I know the long-standing expectation going back decades is that Toronto and Vancouver have challenging housing markets, but things feel like they have been pushed to a higher level. Increasingly for people around me, housing has become the single most determinative factor in their lives, including in whether they have the stability to pursue sounder finances through job progression or education. The way the housing market is operating is strangling the dreams of young people, while leaving them uncertain about whether they can have any kind of desirable future at all.
A report from Community Food Centres Canada found:
more than one in five single adults (22 per cent) live below the poverty line… Many working-age single adults rely on low-wage, part-time, temporary employment opportunities that lack benefits and stability. The social support programs in place are outdated and inadequate for the current labor market, contributing to the challenges these individuals face, the report cited.
According to the report, nearly one million working-age single adults are stuck in a cycle of “deep” poverty with an average annual income of $11,700, which is less than half of the $25,252 low-income threshold for a single-adult household.
These working-age single adults make up to 38 per cent of all food-insecure households in the country with 61 per cent of them severely disabled living alone below the poverty line, the report said.
The report highlights that nearly half of single adults (47 per cent) live in unaffordable housing compared to 17 per cent in other household types and 81 per cent of shelter users are single adults with low income.
“The evidence is overwhelmingly clear – through woefully inadequate income support programs and a labour market that creates precarity because of low wages and few benefits, we are trapping people in poverty in this country,” Community Food Centres Canada CEO Nick Saul said in a news release published on Thursday.
Their website says: “Two things are very clear: a job is not a pathway out of poverty, and income support for this demographic lags far behind other groups.”
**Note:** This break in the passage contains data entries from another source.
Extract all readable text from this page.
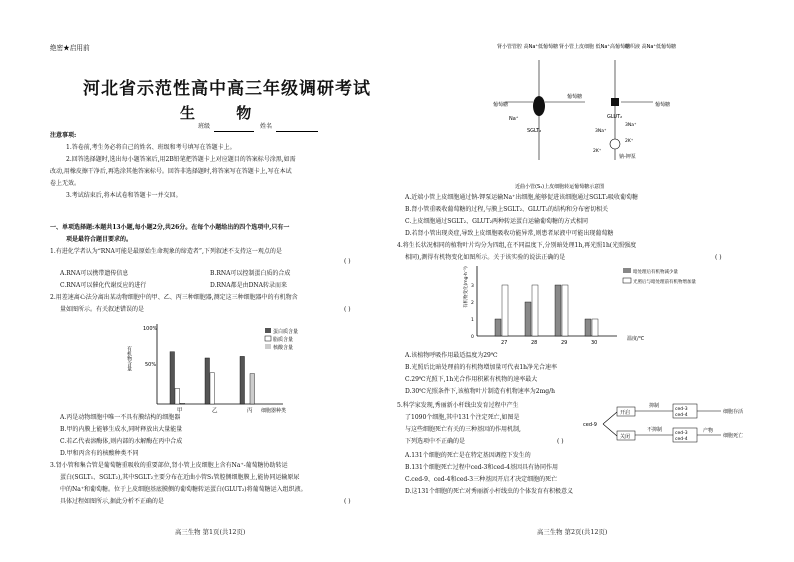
绝密★启用前
河北省示范性高中高三年级调研考试
生 物
班级	姓名
注意事项:
1.答卷前,考生务必将自己的姓名、班级和考号填写在答题卡上。
2.回答选择题时,选出每小题答案后,用2B铅笔把答题卡上对应题目的答案标号涂黑,如需
改动,用橡皮擦干净后,再选涂其他答案标号。回答非选择题时,将答案写在答题卡上,写在本试
卷上无效。
3.考试结束后,将本试卷和答题卡一并交回。
一、单项选择题:本题共13小题,每小题2分,共26分。在每个小题给出的四个选项中,只有一
项是最符合题目要求的。
1.有进化学者认为“RNA可能是最原始生命现象的缔造者”,下列叙述不支持这一观点的是
( )
A.RNA可以携带遗传信息	B.RNA可以控制蛋白质的合成
C.RNA可以催化代谢反应的进行	D.RNA都是由DNA转录而来
2.用差速离心法分离出某动物细胞中的甲、乙、丙三种细胞器,测定这三种细胞器中的有机物含
量如图所示。有关叙述错误的是	( )
100%
50%
有机物含量
甲	乙	丙 细胞器种类
蛋白质含量
脂质含量
核酸含量
A.丙是动物细胞中唯一不具有膜结构的细胞器
B.甲的内膜上能够生成水,同时释放出大量能量
C.若乙代表溶酶体,则内部的水解酶在丙中合成
D.甲和丙含有的核酸种类不同
3.肾小管和集合管是葡萄糖重吸收的重要部位,肾小管上皮细胞上含有Na⁺-葡萄糖协助转运
蛋白(SGLT₁、SGLT₂),其中SGLT₂主要分布在近曲小管S₁管腔侧细胞膜上,能协同运输原尿
中的Na⁺和葡萄糖。位于上皮细胞基底膜侧的葡萄糖转运蛋白(GLUT₂)将葡萄糖运入组织液。
具体过程如图所示,据此分析不正确的是	( )
高三生物 第1页(共12页)
肾小管管腔 高Na⁺低葡萄糖 肾小管上皮细胞 低Na⁺高葡萄糖
组织液 高Na⁺低葡萄糖
葡萄糖
葡萄糖
葡萄糖
Na⁺
SGLT₂
GLUT₂
3Na⁺
3Na⁺
2K⁺
2K⁺
钠-钾泵
近曲小管(S₁)上皮细胞转运葡萄糖示意图
A.近端小管上皮细胞通过钠-钾泵运输Na⁺出细胞,能够促进该细胞通过SGLT₂吸收葡萄糖
B.肾小管重吸收葡萄糖的过程,与膜上SGLT₂、GLUT₂的结构和分布密切相关
C.上皮细胞通过SGLT₂、GLUT₂两种转运蛋白运输葡萄糖的方式相同
D.若肾小管出现炎症,导致上皮细胞吸收功能异常,则患者尿液中可能出现葡萄糖
4.将生长状况相同的植物叶片均分为四组,在不同温度下,分别暗处理1h,再光照1h(光照强度
相同),测得有机物变化如图所示。关于该实验的说法正确的是	( )
有机物变化(mg·h⁻¹)
0
1
2
3
27	28	29	30
温度/℃
暗处理后有机物减少量
光照后与暗处理前有机物增加量
A.该植物呼吸作用最适温度为29℃
B.光照后比暗处理前的有机物增加量可代表1h净光合速率
C.29℃光照下,1h光合作用积累有机物的速率最大
D.30℃光照条件下,该植物叶片制造有机物速率为2mg/h
5.科学家发现,秀丽新小杆线虫发育过程中产生
了1090个细胞,其中131个注定死亡,如图是
与这些细胞死亡有关的三种基因的作用机制,
下列选项中不正确的是	( )
ced-9
开启
关闭
抑制
不抑制
ced-3
ced-4
ced-3
ced-4
细胞存活
产物
细胞死亡
A.131个细胞的死亡是在特定基因调控下发生的
B.131个细胞死亡过程中ced-3和ced-4基因具有协同作用
C.ced-9、ced-4和ced-3三种基因开启才决定细胞的死亡
D.这131个细胞的死亡对秀丽新小杆线虫的个体发育有积极意义
高三生物 第2页(共12页)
My brother Sasha’s Music 10 students in the Northwest Territories put together a collection of 13 original beats created with audio samples and programmed drum loops. My favourite is called “Symph-o-lies“.
Life now chiefly consists of three tasks:
- Finding somewhere permanent to live as soon as possible, but ideally by August 1st and by necessity by August 28th when non-students must leave the co-op
- Finding any employment to help defer the costs of living
- Finding long-term employment in the fight against climate change, perhaps most plausibly in the clean energy sector
I don’t think life has ever been so open-ended and unanchored for me, which is disorienting and worrisome when there are so many problems in the world and among people who I know.
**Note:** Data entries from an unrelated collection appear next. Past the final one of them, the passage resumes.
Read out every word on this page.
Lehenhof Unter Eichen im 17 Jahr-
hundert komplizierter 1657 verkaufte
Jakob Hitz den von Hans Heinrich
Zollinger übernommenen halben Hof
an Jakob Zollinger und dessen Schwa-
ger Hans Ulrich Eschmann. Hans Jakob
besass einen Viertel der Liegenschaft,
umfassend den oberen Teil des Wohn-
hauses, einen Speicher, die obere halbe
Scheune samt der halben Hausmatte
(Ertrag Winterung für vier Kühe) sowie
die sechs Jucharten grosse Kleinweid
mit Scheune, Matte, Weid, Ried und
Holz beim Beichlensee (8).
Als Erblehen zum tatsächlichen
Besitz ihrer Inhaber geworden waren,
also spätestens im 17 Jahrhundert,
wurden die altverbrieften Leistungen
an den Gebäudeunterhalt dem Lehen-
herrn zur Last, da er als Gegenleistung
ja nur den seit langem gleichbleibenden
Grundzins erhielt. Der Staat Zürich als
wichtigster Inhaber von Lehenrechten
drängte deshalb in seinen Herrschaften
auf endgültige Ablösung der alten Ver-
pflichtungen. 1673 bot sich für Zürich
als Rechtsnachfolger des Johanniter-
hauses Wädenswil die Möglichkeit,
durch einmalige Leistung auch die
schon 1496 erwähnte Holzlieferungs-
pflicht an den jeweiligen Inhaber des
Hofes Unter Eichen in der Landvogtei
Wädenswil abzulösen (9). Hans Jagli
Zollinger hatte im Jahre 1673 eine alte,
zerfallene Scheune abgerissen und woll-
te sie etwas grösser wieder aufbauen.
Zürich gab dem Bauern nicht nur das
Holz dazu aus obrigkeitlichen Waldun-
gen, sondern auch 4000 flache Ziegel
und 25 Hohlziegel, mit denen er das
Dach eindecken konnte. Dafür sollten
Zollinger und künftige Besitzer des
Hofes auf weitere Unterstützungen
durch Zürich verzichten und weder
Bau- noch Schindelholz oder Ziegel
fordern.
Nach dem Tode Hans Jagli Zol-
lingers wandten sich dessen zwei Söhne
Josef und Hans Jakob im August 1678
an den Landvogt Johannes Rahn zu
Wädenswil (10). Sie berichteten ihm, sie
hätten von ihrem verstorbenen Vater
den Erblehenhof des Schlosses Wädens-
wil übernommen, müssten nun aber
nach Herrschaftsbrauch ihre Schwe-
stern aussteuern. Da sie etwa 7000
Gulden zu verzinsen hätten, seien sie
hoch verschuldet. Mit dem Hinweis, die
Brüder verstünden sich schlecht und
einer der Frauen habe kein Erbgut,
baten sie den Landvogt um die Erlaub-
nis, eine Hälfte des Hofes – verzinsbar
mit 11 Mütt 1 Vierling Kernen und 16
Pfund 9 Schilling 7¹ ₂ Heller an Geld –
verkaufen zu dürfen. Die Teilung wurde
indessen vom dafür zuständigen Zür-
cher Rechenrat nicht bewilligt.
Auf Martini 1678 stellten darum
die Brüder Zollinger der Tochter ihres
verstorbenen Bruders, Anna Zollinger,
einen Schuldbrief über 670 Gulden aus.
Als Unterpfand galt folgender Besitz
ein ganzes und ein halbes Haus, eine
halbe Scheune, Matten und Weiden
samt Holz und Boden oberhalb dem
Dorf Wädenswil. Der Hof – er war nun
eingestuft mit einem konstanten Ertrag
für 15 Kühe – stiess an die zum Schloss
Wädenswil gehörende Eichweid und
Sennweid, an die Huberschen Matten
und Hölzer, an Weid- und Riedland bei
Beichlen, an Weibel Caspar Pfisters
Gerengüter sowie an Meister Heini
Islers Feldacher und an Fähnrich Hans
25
The most sustainable option for housing would be finding a 3 bedroom unit along with two other people and getting on a formal lease. That would finally free me from the uncertainty I had at 410 Markham and 611A Marlee, where I was only safe as a tenant as long as a prior flatmate who the landlords allowed on the lease was there.
Of course, finding two other people and a place all at the same time is quite a coordination problem. I am also open to an affordable 2 bedroom unit with a lease and a suitable flatmate. I also need to consider just taking over a room in an existing place, given how little time I have to search, but that would likely mean being put back in the precarious situation of an off-lease tenant which has made housing into the stress volcano that I live on top of since Pieter Basedow’s worst abuses began in February 2018.
Theoretically I could stretch to finding a cheap place on my own, but (a) every $100 per month matters in terms of retaining a low cost of living and sustaining resources for future troubles and (b) provided they are conscientious and respectful of privacy, I prefer having the unobtrusive company of flatmates to being alone.